Fellow officer Thomas Lane, meanwhile, checked Mr Floyd’s pulse at his ankle and eventually loaded his lifeless body into an ambulance.
“So your testimony that you didn’t see these police officers assist George Floyd at all isn’t based on much is it?” asked Mr Gray as he cross-examined bystander Charles McMillian, who admitted he didn’t see officers take these medical steps.
The three former officers on trial—J Alexander Keung, Thomas Lane, and Tou Thao—are facing federal civil rights charges of failing to give medical aid to George Floyd and failing to intervene in Derek Chauvin’s use of excessive force.
Up next: Jena Scurry, 911 dispatcher who watched Floyd murder on CCTV
21:56 , Josh Marcus
Next to take the stand is Jena Scurry, the 911 dispatcher who first sent officers to arrest George Floyd on a call about a counterfeit $20 bill.
She watched the arrest play out live on a closed-circuit city surveillance camera feed, and she told a jury last year she felt “something is wrong” as she observed police handle Mr Floyd.
Here’s what we wrote about her testimony last March.
What happened when a Minneapolis police sergeant was called to review the George Floyd arrest?
22:14 , Josh Marcus
Jena Scurry, who is currently on the stand, is a 911 dispatcher who witnessed the George Floyd arrest through a CCTV camera feed.
She was so disturbed by what she saw, a gaggle of officers pressing on top of Mr Floyd, that she called a Minneapolis police sergeant to the scene to review the use of force.
That officer, former sergeant David Pleoger, eventually concluded police could’ve let Mr Floyd up once he stopped resisting. Instead, they stayed on top of him for nearly 9 minutes, including multiple minutes when Mr Floyd appeared lifeless.Here’s what we wrote about Mr Pleoger’s testimony last year.
Officers labelled scene as safe before killing George Floyd: 911 dispatcher
22:33 , Josh Marcus
Officers called in a Code 4 as their arrest of George Floyd progressed, according to the testimony of Jena Scurry, the 911 dispatcher who sent officers to contact Mr Floyd and witnessed the arrest virtually through a CCT V feed.
Code 4, Ms Scurry explained on Tuesday, means officers regarded the scene as safe. Still, they ended up using deadly force on George Floyd, who died as officers knelt on top of him for 9 minutes.
911 dispatcher called sergeant because something was ‘wrong’ with George Floyd arrest
22:57 , Josh Marcus
Jena Scurry, a 911 dispatcher who observed the George Floyd arrest through a CCTV feed, is telling jurors how she began to fear something was going “wrong” with the stop when it appeared the video had frozen.
Then she realised the picture was fine, and officers had in fact been squatting on top of a near-motionless George Floyd.
Eventually, Ms Scurry says she “took it upon herself” to call a sergeant to review the incident.

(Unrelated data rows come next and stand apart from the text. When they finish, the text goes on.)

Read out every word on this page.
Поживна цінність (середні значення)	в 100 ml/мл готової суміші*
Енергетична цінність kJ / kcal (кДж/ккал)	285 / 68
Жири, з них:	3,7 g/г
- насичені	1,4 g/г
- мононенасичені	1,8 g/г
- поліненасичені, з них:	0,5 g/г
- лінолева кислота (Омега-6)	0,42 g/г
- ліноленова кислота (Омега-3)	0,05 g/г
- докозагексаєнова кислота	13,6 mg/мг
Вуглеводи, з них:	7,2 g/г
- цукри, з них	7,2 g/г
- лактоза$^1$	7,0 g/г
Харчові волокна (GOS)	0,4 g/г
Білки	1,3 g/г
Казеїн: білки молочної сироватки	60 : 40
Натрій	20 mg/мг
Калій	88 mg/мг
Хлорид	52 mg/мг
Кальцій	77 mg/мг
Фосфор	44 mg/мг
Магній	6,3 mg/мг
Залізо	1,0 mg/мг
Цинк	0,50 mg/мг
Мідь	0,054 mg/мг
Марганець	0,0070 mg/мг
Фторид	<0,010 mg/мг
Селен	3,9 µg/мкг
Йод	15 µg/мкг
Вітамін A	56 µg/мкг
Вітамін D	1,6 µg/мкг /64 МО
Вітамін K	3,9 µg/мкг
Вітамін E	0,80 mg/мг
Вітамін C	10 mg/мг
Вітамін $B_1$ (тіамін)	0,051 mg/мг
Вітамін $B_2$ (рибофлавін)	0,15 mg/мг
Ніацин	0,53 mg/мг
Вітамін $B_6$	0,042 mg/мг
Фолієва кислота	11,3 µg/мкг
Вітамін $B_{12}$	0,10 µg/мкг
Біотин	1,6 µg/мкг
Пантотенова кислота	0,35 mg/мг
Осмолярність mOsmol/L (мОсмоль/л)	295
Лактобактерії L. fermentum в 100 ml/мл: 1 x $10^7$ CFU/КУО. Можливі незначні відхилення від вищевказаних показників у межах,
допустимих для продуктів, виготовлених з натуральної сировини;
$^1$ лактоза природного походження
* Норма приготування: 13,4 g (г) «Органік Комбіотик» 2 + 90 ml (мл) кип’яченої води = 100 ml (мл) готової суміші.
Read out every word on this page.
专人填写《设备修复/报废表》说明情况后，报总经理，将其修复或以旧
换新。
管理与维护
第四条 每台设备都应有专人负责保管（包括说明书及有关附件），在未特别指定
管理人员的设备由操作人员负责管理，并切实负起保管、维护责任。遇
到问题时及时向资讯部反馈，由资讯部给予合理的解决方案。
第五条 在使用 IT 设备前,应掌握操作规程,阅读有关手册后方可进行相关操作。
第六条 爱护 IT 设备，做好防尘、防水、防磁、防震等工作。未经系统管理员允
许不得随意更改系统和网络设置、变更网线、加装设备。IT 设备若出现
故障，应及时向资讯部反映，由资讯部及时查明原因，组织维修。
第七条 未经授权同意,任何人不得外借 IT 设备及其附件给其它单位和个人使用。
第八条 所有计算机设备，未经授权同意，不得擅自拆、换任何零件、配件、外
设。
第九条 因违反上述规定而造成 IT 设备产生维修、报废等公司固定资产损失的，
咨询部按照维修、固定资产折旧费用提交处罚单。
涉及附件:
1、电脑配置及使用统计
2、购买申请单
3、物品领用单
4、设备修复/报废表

In a recording of her call played during the Derek Chauvin trial, she was heard saying, “Call me a snitch if you want to,” before describing to the supervising officer how “all of them sat on this man.”
Ambulance arrived at George Floyd arrest scene in minutes, defence says
23:01 , Josh Marcus
Defence attorneys for the three officers on trial have consistently pointed to what they say is a stream of speedy decisions the former Minneapolis policeman made to look after George Floyd’s health.
Lawyer Earl Gray, who represents former MPD officer Thomas Lane, noted that an ambulance arrived to Cup Foods in about 7 minutes after officers radioed in a mouth injury that Mr Floyd had sustained.One of the charges the trio of officers who assisted Derek Chauvin are facing is that they failed to deliver timely medical aid to Mr Floyd.
That’s all for today
23:15 , Josh Marcus
That’s the end of questioning for today. Court will be back in session tomorrow at the federal courthouse in St Paul, Minnesota.
Signing off for the night
23:23 , Josh Marcus
That’s all for today’s rolling coverage of the federal civil rights trial of the officers who arrested George Floyd.